Don Stolz had been producing theater in the Twin Cities for more than two decades at the Old Log Theater when Tyrone Guthrie launched his namesake playhouse in 1963.
"In fact, Guthrie said the reason he came was because Don Stolz and the Old Log had prepared the ground for him, that people here understood theater," said Charlie Boone, a longtime WCCO Radio personality who knew Stolz for more than 50 years and acted on the Old Log stage.
Stolz, who is widely recognized as the godfather of the Twin Cities theater community and whose association with the Old Log dates to 1941, died Saturday night from complications of congestive heart failure at Sholom Home West in St. Louis Park. He was 97.
Before he sold the Old Log in 2013, Stolz had spent 72 years in the big, rustic theater in suburban Greenwood. He employed thousands of actors, including the young Loni Anderson and Nick Nolte, and staged hundreds of shows.
Stoltz also pioneered local programming in Twin Cities television, writing and performing with Clellan Card on WCCO-TV's "Axel and his Dog."
"Minnesota just got smaller in my mind," actor Barbara June Patterson said. "Of all the theaters I worked at, I felt most at home at the Old Log. The audiences there came to have a wonderful time."
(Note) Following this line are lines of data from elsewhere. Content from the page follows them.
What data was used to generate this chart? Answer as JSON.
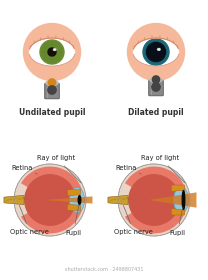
{
  "bg_color": "#ffffff",
  "skin_color": "#f5b89a",
  "skin_shadow": "#d4886a",
  "undilated_iris_color": "#6a8c30",
  "undilated_pupil_color": "#111108",
  "dilated_iris_color": "#1a6878",
  "dilated_pupil_color": "#080f18",
  "cylinder_body": "#888888",
  "cylinder_dark": "#555555",
  "cylinder_light": "#aaaaaa",
  "cylinder_lens": "#444444",
  "cylinder_top_color": "#bbbbbb",
  "cylinder_orange": "#d4861a",
  "light_cone": "#f5c030",
  "light_cone_alpha": 0.5,
  "label_undilated": "Undilated pupil",
  "label_dilated": "Dilated pupil",
  "sclera_color": "#e8d5c8",
  "retina_pink": "#e87868",
  "retina_dark": "#cc5548",
  "retina_inner": "#b84030",
  "cornea_blue": "#90c8e0",
  "cornea_edge": "#5aa0c0",
  "iris_orange": "#d4901a",
  "iris_orange_dark": "#a86010",
  "nerve_gold": "#c8a030",
  "nerve_dark": "#906010",
  "ray_orange": "#d07820",
  "label_retina": "Retina",
  "label_ray": "Ray of light",
  "label_optic": "Optic nerve",
  "label_pupil": "Pupil",
  "font_size_label": 4.8,
  "font_size_title": 5.5,
  "watermark": "shutterstock.com · 2498807431"
}
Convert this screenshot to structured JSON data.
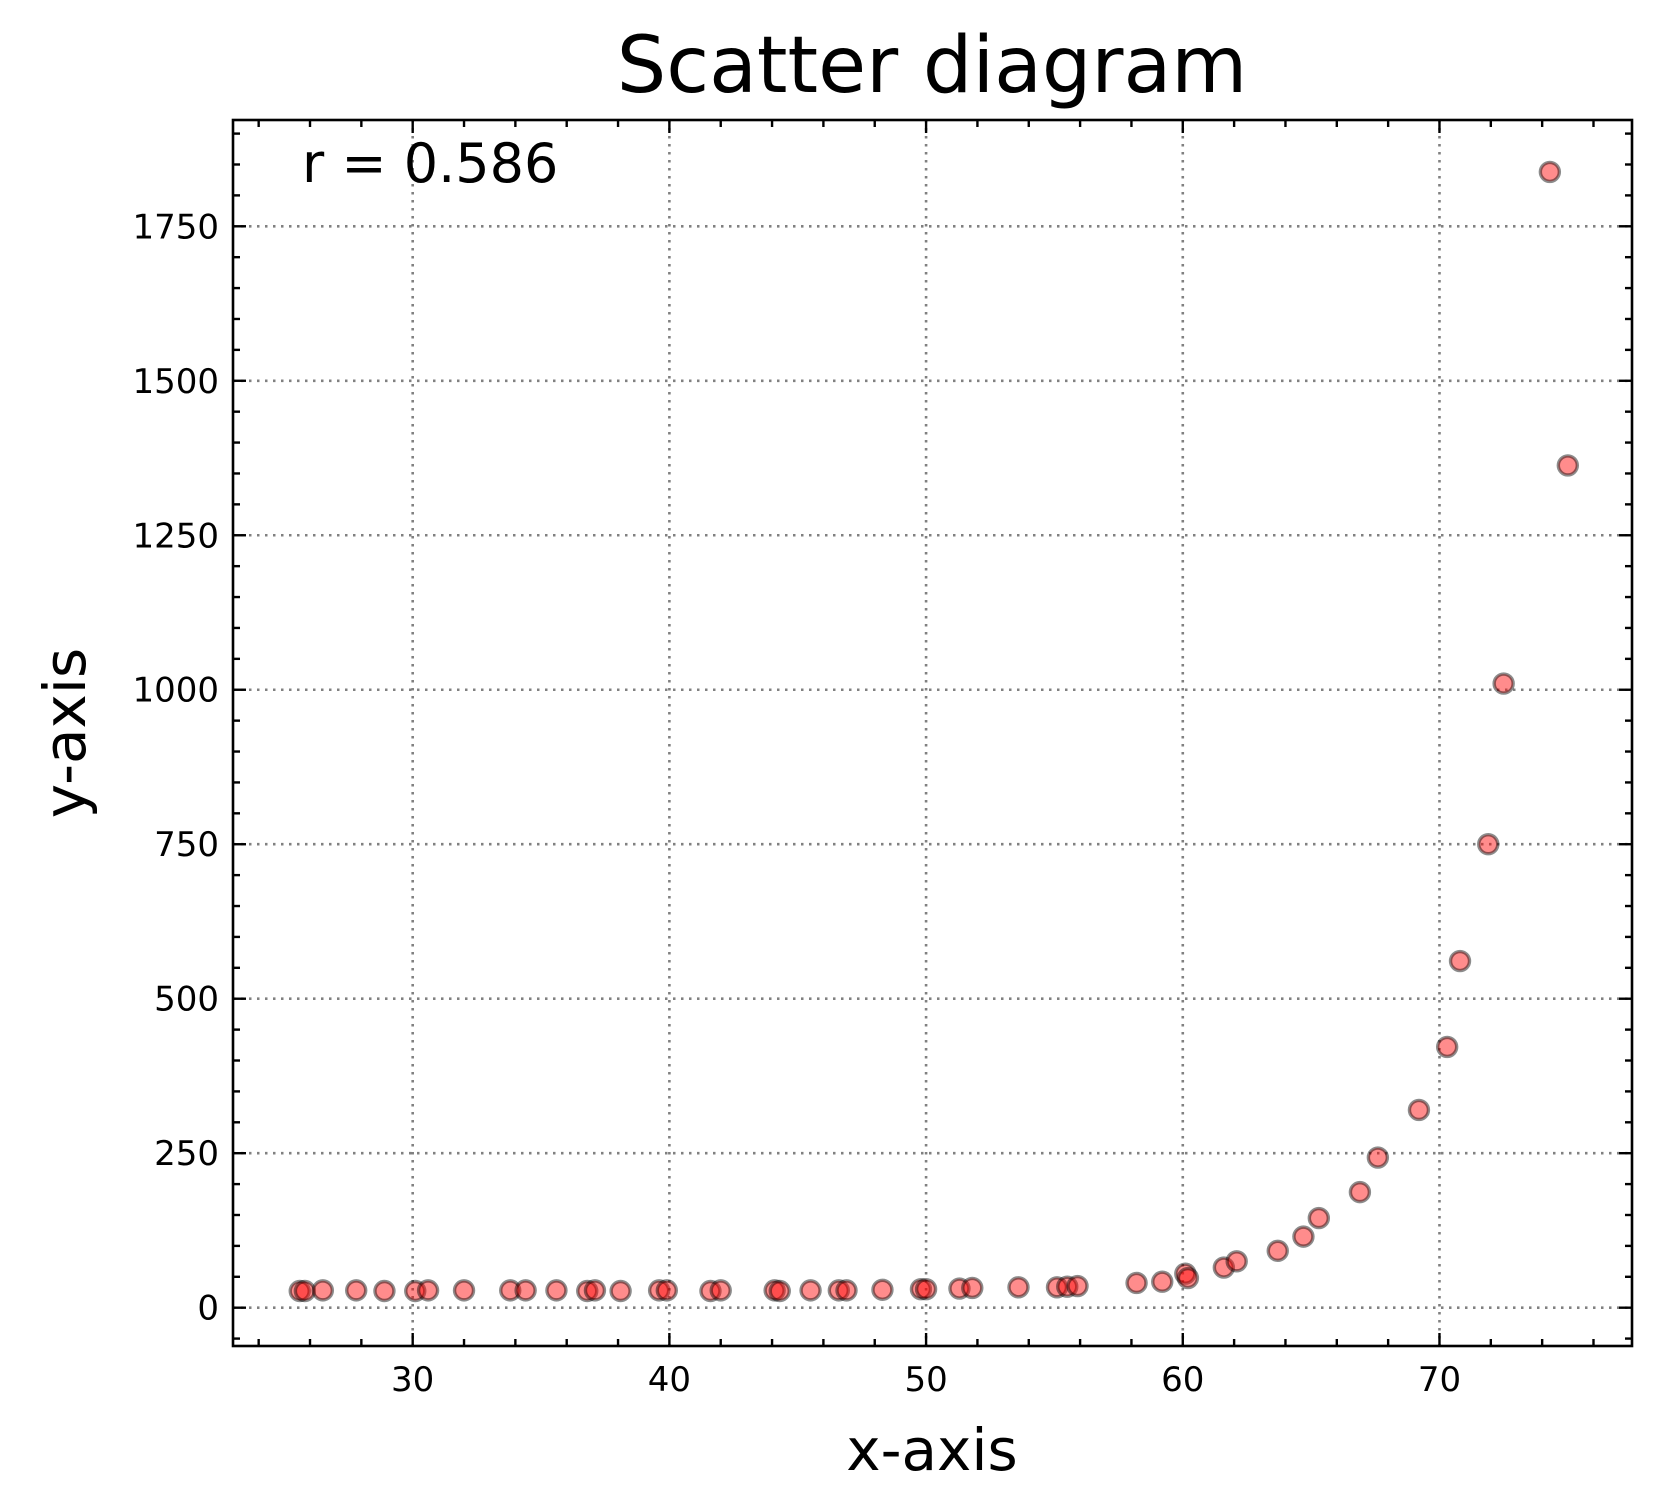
{
  "chart_data": {
    "type": "scatter",
    "title": "Scatter diagram",
    "xlabel": "x-axis",
    "ylabel": "y-axis",
    "annotation": "r = 0.586",
    "xlim": [
      23,
      77.5
    ],
    "ylim": [
      -62,
      1922
    ],
    "x_ticks": [
      30,
      40,
      50,
      60,
      70
    ],
    "y_ticks": [
      0,
      250,
      500,
      750,
      1000,
      1250,
      1500,
      1750
    ],
    "grid": true,
    "point_color": "#ff0000",
    "edge_color": "#000000",
    "series": [
      {
        "x": [
          25.6,
          25.8,
          26.5,
          27.8,
          28.9,
          30.1,
          30.6,
          32.0,
          33.8,
          34.4,
          35.6,
          36.8,
          37.1,
          38.1,
          39.6,
          39.9,
          41.6,
          42.0,
          44.1,
          44.3,
          45.5,
          46.6,
          46.9,
          48.3,
          49.8,
          50.0,
          51.3,
          51.8,
          53.6,
          55.1,
          55.5,
          55.9,
          58.2,
          59.2,
          60.1,
          60.2,
          61.6,
          62.1,
          63.7,
          64.7,
          65.3,
          66.9,
          67.6,
          69.2,
          70.3,
          70.8,
          71.9,
          72.5,
          74.3,
          75.0
        ],
        "y": [
          27,
          27,
          28,
          28,
          27,
          27,
          28,
          28,
          28,
          28,
          28,
          27,
          28,
          27,
          28,
          28,
          27,
          28,
          28,
          27,
          28,
          28,
          28,
          29,
          30,
          30,
          31,
          32,
          33,
          33,
          34,
          35,
          40,
          42,
          55,
          48,
          65,
          75,
          92,
          115,
          145,
          187,
          243,
          320,
          422,
          561,
          750,
          1010,
          1838,
          1363
        ]
      }
    ]
  }
}
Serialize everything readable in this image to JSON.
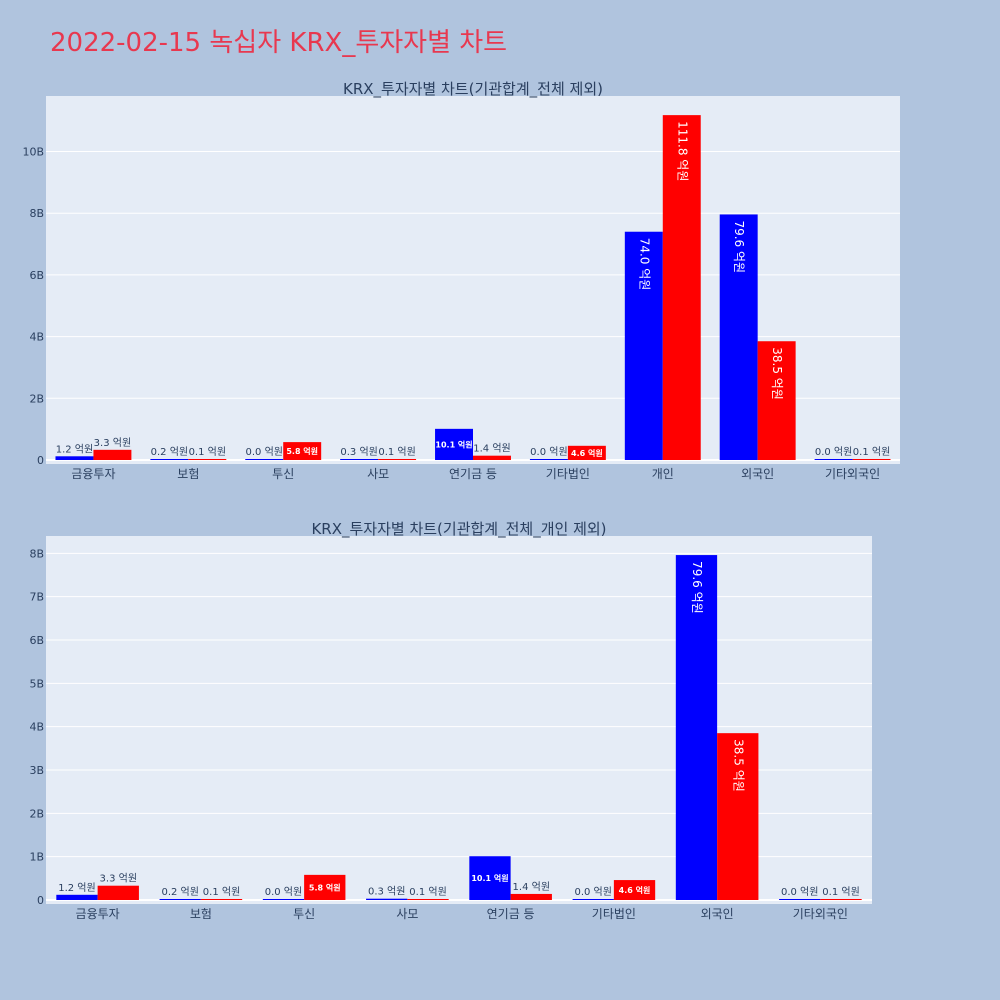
{
  "page_title": "2022-02-15 녹십자 KRX_투자자별 차트",
  "colors": {
    "buy": "#0000ff",
    "sell": "#ff0000",
    "plot_bg": "#e5ecf6",
    "page_bg": "#b0c4de",
    "title": "#e8384f",
    "text": "#2a3f5f"
  },
  "chart_data": [
    {
      "type": "bar",
      "title": "KRX_투자자별 차트(기관합계_전체 제외)",
      "categories": [
        "금융투자",
        "보험",
        "투신",
        "사모",
        "연기금 등",
        "기타법인",
        "개인",
        "외국인",
        "기타외국인"
      ],
      "ylim": [
        0,
        11.8
      ],
      "yticks": [
        0,
        2,
        4,
        6,
        8,
        10
      ],
      "ytick_labels": [
        "0",
        "2B",
        "4B",
        "6B",
        "8B",
        "10B"
      ],
      "series": [
        {
          "color": "blue",
          "values": [
            0.12,
            0.02,
            0.0,
            0.03,
            1.01,
            0.0,
            7.4,
            7.96,
            0.0
          ],
          "labels": [
            "1.2 억원",
            "0.2 억원",
            "0.0 억원",
            "0.3 억원",
            "10.1 억원",
            "0.0 억원",
            "74.0 억원",
            "79.6 억원",
            "0.0 억원"
          ]
        },
        {
          "color": "red",
          "values": [
            0.33,
            0.01,
            0.58,
            0.01,
            0.14,
            0.46,
            11.18,
            3.85,
            0.01
          ],
          "labels": [
            "3.3 억원",
            "0.1 억원",
            "5.8 억원",
            "0.1 억원",
            "1.4 억원",
            "4.6 억원",
            "111.8 억원",
            "38.5 억원",
            "0.1 억원"
          ]
        }
      ]
    },
    {
      "type": "bar",
      "title": "KRX_투자자별 차트(기관합계_전체_개인 제외)",
      "categories": [
        "금융투자",
        "보험",
        "투신",
        "사모",
        "연기금 등",
        "기타법인",
        "외국인",
        "기타외국인"
      ],
      "ylim": [
        0,
        8.4
      ],
      "yticks": [
        0,
        1,
        2,
        3,
        4,
        5,
        6,
        7,
        8
      ],
      "ytick_labels": [
        "0",
        "1B",
        "2B",
        "3B",
        "4B",
        "5B",
        "6B",
        "7B",
        "8B"
      ],
      "series": [
        {
          "color": "blue",
          "values": [
            0.12,
            0.02,
            0.0,
            0.03,
            1.01,
            0.0,
            7.96,
            0.0
          ],
          "labels": [
            "1.2 억원",
            "0.2 억원",
            "0.0 억원",
            "0.3 억원",
            "10.1 억원",
            "0.0 억원",
            "79.6 억원",
            "0.0 억원"
          ]
        },
        {
          "color": "red",
          "values": [
            0.33,
            0.01,
            0.58,
            0.01,
            0.14,
            0.46,
            3.85,
            0.01
          ],
          "labels": [
            "3.3 억원",
            "0.1 억원",
            "5.8 억원",
            "0.1 억원",
            "1.4 억원",
            "4.6 억원",
            "38.5 억원",
            "0.1 억원"
          ]
        }
      ]
    }
  ]
}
Jack Reuler, artistic director of Mixed Blood Theatre, said "nobody is cut from the same cloth that Don was cut from anymore."
Southwestern roots
The son of an Oklahoma Methodist minister, Stolz migrated to the Twin Cities in 1941 after studying at Northwestern University in Illinois. He had agreed to do one show, at the request of a Northwestern professor who was summering at the Old Log.